Adicionalmente, alinhado às diretrizes contidas no plano, o painel eletrônico de monitoramento de casos de dengue, disponível em dengue.saude.rs.gov.br, traz de forma atualizada e acessível aos profissionais de saúde, gestores e toda à população, dados atualizados com relação ao cenário epidemiológico e ambiental, além de dados sistematizados por região de saúde e município. Informa também a descrição das ações a serem implementadas para controle e mitigação dos riscos, bem como cálculo para organização das ações assistenciais.  

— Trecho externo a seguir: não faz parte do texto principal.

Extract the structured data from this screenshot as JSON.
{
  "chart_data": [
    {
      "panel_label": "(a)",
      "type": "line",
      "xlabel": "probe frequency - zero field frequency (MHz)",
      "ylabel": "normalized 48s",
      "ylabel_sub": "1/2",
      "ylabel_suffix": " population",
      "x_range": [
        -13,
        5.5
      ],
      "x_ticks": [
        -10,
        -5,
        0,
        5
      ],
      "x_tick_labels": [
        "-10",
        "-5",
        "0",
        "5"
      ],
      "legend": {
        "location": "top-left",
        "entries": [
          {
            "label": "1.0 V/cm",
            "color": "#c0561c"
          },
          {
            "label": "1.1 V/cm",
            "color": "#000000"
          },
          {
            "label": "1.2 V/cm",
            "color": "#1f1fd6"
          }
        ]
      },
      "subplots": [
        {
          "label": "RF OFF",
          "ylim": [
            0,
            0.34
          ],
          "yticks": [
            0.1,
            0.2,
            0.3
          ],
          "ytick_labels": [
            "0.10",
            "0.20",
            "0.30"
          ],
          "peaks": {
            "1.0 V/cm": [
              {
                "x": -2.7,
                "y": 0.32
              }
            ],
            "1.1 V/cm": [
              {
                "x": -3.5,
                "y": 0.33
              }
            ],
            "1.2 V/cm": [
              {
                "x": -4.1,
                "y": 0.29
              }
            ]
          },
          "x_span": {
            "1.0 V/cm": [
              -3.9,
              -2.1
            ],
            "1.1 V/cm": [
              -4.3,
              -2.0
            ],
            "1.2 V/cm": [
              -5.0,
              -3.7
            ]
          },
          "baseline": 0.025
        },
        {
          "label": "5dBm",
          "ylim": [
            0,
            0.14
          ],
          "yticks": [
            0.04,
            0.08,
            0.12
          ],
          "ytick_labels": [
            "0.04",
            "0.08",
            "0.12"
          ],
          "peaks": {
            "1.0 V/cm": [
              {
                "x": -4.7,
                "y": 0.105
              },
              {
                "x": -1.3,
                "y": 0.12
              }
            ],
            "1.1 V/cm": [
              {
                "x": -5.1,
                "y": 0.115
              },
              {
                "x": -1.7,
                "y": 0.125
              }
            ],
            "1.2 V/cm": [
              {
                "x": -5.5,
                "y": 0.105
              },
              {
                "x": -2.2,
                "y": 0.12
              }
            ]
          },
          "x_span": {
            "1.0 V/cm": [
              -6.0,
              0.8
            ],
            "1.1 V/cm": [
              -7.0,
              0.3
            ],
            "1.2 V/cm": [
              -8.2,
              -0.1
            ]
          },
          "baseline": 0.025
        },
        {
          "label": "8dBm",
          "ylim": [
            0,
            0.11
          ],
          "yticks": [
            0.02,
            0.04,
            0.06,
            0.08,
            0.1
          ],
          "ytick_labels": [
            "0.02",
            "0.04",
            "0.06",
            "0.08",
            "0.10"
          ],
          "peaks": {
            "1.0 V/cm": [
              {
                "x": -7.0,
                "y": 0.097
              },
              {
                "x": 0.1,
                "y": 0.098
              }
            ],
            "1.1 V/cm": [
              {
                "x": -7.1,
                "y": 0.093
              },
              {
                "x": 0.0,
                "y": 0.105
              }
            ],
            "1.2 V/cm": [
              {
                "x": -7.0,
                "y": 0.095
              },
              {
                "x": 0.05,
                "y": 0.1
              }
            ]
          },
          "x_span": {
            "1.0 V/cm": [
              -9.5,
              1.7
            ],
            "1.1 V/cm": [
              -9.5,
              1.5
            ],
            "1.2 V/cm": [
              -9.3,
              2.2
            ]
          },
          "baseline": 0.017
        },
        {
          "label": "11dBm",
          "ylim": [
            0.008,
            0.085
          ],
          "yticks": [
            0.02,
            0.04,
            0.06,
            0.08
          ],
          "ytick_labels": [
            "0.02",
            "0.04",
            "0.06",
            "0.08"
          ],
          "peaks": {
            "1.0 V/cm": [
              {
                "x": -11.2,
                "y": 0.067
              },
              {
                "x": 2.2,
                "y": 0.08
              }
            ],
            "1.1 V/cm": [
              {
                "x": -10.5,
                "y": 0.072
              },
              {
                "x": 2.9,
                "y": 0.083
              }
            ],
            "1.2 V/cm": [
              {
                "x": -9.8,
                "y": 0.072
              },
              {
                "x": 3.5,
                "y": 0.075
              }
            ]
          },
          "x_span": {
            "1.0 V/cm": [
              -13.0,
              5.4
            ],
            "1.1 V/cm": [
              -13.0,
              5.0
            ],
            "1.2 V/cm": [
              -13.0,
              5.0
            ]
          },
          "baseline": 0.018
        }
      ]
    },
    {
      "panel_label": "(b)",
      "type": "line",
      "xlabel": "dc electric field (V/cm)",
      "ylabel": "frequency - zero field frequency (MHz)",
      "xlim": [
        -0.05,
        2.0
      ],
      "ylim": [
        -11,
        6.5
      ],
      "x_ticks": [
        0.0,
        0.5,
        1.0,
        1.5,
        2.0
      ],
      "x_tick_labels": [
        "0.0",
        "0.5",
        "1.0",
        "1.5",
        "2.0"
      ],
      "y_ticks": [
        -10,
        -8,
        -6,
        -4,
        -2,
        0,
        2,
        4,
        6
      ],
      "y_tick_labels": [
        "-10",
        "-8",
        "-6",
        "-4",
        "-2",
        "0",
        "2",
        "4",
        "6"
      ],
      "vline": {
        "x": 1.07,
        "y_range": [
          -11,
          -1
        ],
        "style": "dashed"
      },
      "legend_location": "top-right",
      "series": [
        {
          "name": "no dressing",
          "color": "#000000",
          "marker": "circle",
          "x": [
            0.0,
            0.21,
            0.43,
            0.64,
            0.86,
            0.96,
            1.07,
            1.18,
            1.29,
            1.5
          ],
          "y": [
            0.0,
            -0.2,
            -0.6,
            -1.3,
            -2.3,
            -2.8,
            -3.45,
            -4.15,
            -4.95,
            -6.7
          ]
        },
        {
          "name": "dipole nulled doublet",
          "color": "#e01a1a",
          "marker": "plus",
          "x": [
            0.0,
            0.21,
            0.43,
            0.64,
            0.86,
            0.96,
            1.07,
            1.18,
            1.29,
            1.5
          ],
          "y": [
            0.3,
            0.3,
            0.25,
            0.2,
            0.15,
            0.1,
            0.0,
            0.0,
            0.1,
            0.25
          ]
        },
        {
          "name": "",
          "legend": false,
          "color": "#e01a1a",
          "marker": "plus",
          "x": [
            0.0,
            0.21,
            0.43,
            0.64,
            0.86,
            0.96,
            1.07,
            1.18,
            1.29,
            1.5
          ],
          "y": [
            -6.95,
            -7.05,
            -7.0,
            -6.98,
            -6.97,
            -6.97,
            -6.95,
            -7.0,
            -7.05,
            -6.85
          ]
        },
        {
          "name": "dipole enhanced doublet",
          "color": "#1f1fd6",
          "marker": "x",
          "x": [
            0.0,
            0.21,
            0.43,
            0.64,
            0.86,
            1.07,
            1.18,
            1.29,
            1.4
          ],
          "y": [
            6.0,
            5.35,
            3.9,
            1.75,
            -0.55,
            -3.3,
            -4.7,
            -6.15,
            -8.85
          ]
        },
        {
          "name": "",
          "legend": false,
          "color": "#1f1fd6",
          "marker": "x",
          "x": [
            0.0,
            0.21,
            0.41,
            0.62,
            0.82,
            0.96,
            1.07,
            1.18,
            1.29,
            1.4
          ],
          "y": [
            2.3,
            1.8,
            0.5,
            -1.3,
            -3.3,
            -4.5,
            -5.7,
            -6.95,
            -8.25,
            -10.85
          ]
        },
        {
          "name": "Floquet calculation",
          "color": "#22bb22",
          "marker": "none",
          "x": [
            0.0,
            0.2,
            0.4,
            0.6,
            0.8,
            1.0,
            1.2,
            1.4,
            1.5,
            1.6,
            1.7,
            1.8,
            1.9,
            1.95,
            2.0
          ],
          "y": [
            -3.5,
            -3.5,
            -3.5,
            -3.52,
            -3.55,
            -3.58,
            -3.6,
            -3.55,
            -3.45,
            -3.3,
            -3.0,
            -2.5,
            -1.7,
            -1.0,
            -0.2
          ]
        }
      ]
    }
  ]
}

Além disso, prossegue a diretora do Cevs, uma ferramenta de manejo clínico foi adicionada ao painel do estado, para auxiliar na classificação de risco dos pacientes suspeitos de dengue, orientando profissionais da saúde no manejo clínico dos mesmos. E equipes técnicas da secretaria têm realizado uma série de capacitações aos municípios voltadas aos fluxos de notificação, testagem para dengue, manejo clínico e ações ambientais.
 
Adicionalmente, houve a publicação da Portaria Estadual Nº150/2024, autorizando o repasse extraordinário de recursos financeiros da Secretaria Estadual de Saúde aos municípios. Um montante de R$ 13,8 milhões, em parcela única, serve para ampliar as ações de qualificação da vigilância em saúde e assistência na prevenção de endemias com ênfase em arboviroses.